The Society of Professional Pharmaceutical Consultants: A Blueprint for Industry Reform
Ray’s solution to these systemic problems is the Society of Professional Pharmaceutical Consultants (SOPPhC, pronounced “SAH-fik”), a non-profit organisation established to professionalise the pharma consulting industry.
The organisation will focus on three key areas: “A professional organisation will allow us to define the profession, educate its members, and advocate strength through numbers.”
Three pillars of SOPPhC:
1. Professional Definition & Standards “The idea of a professional organisation will give us the opportunity to define the profession and a legitimate career path for advancement.” This includes developing certification processes and ethical guidelines that currently don’t exist.
2. Education & Business Development “How do you start a business? How do you survive and thrive as a consultant? How do you graduate to the next level?” Ray envisions comprehensive support systems and learning opportunities covering everything from business structures to insurance requirements and scaling operations.

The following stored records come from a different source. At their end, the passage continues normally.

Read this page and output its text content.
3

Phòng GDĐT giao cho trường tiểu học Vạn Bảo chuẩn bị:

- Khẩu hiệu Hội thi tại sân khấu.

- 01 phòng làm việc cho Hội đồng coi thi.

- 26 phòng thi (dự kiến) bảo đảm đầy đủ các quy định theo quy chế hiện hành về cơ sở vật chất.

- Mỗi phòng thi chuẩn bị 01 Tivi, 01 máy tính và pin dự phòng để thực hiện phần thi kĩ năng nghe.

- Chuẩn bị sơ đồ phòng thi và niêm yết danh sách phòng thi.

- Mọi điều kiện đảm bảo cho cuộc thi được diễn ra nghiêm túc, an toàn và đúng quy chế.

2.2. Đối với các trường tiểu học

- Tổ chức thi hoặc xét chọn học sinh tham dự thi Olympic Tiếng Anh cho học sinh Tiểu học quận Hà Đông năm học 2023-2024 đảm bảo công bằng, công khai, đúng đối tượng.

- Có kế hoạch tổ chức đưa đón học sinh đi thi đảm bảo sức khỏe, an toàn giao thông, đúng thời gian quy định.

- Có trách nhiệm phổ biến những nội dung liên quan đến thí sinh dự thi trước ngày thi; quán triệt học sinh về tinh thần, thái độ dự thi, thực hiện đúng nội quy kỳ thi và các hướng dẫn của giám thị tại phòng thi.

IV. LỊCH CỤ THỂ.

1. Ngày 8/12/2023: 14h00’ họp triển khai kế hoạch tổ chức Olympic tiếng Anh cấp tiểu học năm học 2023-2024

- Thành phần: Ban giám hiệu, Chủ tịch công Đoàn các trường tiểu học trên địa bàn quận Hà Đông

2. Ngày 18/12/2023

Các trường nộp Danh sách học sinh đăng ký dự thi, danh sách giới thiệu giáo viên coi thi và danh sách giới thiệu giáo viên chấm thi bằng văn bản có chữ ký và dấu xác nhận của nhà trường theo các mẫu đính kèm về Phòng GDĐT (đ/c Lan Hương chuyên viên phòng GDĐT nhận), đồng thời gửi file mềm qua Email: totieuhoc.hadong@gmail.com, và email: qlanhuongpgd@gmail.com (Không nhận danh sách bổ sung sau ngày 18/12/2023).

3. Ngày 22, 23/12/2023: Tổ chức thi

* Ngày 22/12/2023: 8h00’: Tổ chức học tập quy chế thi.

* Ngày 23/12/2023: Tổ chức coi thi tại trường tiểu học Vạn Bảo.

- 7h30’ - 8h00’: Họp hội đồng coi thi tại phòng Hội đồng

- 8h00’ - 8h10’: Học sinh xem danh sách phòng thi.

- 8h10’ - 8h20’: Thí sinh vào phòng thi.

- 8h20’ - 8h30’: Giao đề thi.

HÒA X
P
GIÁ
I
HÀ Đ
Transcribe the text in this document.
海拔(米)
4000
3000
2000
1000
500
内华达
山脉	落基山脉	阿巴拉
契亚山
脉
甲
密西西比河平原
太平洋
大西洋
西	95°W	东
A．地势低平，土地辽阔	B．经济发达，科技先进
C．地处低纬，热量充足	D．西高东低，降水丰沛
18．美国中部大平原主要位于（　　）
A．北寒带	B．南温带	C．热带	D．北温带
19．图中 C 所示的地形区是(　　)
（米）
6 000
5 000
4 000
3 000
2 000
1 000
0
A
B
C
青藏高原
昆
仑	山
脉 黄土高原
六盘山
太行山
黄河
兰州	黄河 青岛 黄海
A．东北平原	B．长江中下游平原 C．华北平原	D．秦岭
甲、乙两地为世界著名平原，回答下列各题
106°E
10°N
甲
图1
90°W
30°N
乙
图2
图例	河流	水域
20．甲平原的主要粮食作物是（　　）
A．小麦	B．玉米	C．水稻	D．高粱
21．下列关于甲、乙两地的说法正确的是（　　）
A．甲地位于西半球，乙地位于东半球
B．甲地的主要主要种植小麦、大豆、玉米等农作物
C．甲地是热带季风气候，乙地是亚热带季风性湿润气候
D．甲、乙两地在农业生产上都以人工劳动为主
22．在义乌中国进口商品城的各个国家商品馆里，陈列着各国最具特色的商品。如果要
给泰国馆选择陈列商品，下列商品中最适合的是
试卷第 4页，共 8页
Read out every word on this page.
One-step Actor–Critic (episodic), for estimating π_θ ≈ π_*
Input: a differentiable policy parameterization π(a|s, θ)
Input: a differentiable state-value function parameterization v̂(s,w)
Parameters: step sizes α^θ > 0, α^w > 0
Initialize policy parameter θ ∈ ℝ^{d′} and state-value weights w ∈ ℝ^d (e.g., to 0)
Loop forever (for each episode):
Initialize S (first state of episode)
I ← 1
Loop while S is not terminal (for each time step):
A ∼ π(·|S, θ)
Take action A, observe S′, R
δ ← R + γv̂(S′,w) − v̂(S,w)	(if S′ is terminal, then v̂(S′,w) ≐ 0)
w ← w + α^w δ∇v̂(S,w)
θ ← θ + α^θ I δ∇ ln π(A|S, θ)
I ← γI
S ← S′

3. Advocacy and Negotiation: “Based on best practices and legal review, let’s agree on generally acceptable terms and conditions that every member consultant should include in a consulting services agreement with their clients. In addition, as membership grows, we will be positioned to negotiate group discounts for conferences, training classes, software and services, plus reporting salary/rate surveys for fairer payment terms industry-wide.”
The long-term vision: Transform pharmaceutical consulting from an “overgrown patch of weeds” into a professionalised industry with clear standards, ethical guidelines, and collective representation that benefits both consultants and their biotech clients.